While healthcare's understanding of sensory processing changes has grown significantly in
the last several years, numerous gaps in the literature exist. In particular, lower
extremity tendinopathies, while common, have not been well studied through the lens of
potential sensory sensitizations. The prevalence of Achilles Tendinopathy has been
reported to be around 6%, meaning that Millions of individuals in the United States will
have these issues at any given time. Historically, clinical management of the condition
has been challenging. This study aims to provide data for clinicians to better inform
treatment strategies by increasing knowledge of the neurosensory changes that may
accompany the condition.
After subjects complete informed consent, they will then answer a brief intake screening
form asking for demographic information and symptom history to confirm eligibility. The
clinical screening will then be performed to confirm signs of Achilles tendinopathy,
namely assessment for tenderness to palpation in the Achilles Tendon, the the Royal
London Hospital Test. The Royal London Hospital Test consists of assessing for tenderness
in the Achilles tendon with the ankle in a relaxed position, and then again with the
subject in maximal active dorsiflexion. A positive test is noted when tenderness is
reduced in the maximally dorsiflexed position as compared to the rest state. Once
eligibility is confirmed, a subject number will be assigned. Prior to beginning data
collection, a random number generation program will be used to determine which subject
numbers will be placed into the intervention and control groups. All participants will
begin data collection with standardized assessment of heat and cold pain thresholds. Heat
and cold pain threshold testing will be performed using the Medoc TSA Air2, with
calibration performed before each data collection session. Data collection will be
performed in accordance with the protocols set forth by the German Research Network on
Neuropathic Pain (DFNS.) Participants will be instructed to press the input button to
stop the trial when the heat or cold pain stimulus becomes what each subject would
describe as pain or discomfort.
Subjects will be instructed that it is a threshold test, not a tolerance test, thus they
are asked to press the stop trial button at the beginning of pain, not at their maximal
tolerable amount. All trials will be completed three times with a pre-determined 15
second rest between trials. All three trials will be averaged for data analysis purposes.
Subjects assigned to the intervention group will then receive a talocrural joint high
velocity, low amplitude thrush mobilization/manipulation. Standardized technique for this
procedure involves the subject long-sitting with their back supported on the treatment
table. The provider will then passively dorsiflex and evert the ankle to the point at
which a joint tension end-feel is obtained.

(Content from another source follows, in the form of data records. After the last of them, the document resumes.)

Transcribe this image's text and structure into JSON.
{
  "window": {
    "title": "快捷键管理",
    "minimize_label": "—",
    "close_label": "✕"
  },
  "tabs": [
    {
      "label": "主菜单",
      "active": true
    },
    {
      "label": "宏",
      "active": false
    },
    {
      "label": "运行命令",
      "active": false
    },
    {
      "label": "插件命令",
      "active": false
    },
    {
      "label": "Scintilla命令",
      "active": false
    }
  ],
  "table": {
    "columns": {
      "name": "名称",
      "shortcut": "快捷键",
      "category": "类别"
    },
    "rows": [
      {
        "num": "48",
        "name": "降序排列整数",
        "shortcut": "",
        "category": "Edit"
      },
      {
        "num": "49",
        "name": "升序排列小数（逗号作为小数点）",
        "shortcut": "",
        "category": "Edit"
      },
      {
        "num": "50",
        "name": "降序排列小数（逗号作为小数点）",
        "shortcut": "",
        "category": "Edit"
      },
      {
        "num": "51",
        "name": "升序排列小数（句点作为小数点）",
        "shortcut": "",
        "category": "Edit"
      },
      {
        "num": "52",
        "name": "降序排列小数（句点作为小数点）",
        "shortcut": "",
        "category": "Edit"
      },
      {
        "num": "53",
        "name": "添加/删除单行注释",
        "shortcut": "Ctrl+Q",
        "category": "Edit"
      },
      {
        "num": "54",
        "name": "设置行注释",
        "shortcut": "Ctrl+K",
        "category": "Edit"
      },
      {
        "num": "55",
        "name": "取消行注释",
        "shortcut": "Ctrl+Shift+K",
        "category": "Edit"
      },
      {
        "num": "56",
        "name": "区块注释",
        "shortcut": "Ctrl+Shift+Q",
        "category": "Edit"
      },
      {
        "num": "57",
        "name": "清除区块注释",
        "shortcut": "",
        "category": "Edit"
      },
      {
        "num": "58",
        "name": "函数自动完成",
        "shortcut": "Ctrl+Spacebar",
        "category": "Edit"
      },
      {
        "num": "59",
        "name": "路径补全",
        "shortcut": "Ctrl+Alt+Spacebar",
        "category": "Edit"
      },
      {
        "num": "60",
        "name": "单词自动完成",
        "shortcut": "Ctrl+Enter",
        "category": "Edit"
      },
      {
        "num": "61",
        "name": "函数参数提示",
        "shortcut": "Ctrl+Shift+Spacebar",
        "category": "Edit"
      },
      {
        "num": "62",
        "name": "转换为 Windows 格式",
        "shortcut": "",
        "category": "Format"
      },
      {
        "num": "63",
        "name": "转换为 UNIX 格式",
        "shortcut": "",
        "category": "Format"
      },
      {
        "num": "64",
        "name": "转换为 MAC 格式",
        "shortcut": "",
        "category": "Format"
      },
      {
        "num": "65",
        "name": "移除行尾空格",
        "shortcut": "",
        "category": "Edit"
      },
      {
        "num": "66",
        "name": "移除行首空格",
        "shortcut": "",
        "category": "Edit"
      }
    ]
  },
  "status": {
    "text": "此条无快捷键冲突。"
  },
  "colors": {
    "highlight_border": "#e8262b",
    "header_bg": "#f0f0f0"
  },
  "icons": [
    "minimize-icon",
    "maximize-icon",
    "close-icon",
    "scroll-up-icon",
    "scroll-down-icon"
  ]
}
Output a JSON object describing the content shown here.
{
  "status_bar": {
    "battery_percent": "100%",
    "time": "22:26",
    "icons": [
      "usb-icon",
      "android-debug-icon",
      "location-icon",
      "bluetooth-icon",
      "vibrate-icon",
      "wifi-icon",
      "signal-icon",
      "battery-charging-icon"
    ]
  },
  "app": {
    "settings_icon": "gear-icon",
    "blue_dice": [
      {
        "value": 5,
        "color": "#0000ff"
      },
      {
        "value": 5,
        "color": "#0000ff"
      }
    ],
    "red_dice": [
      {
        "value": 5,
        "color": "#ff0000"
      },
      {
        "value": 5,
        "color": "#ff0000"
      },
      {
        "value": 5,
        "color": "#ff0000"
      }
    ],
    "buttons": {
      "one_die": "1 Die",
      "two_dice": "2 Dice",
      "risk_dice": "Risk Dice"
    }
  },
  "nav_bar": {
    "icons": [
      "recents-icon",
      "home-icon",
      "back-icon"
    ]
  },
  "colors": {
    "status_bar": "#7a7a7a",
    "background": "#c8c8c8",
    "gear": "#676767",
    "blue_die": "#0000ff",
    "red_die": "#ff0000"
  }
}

A small amplitude of movement is rapidly provided by the provider in a caudal direction.
The provider may attempt up to three treatment thrust impulses, or until an audible
cavitation is heard, indicating joint movement. Even without an audible cavitation, no
more than three impulses will be provided. Some research in other body regions indicates
that treatment effect is present even in those with whom audible joint cavitation is not
noted. (10) Subjects in the control group will receive 1 minute of passive ankle movement
into ankle dorsiflexion. The researcher will not move the subject's ankle into a point
where tissue stretch/tension is perceived. This will serve as an appropriate sham
treatment since it still involves the subjects perception of treatment and includes the
hands-on element of manual therapy, without the use of any tissue intervention which
would theoretically effect change.
Immediately following the application of the intervention or sham all participants will
be re-tested for heat and cold pain thresholds in the same manner utilized at baseline.
For ethical purposes, subjects assigned to the control group will also receive the
intervention following data collection.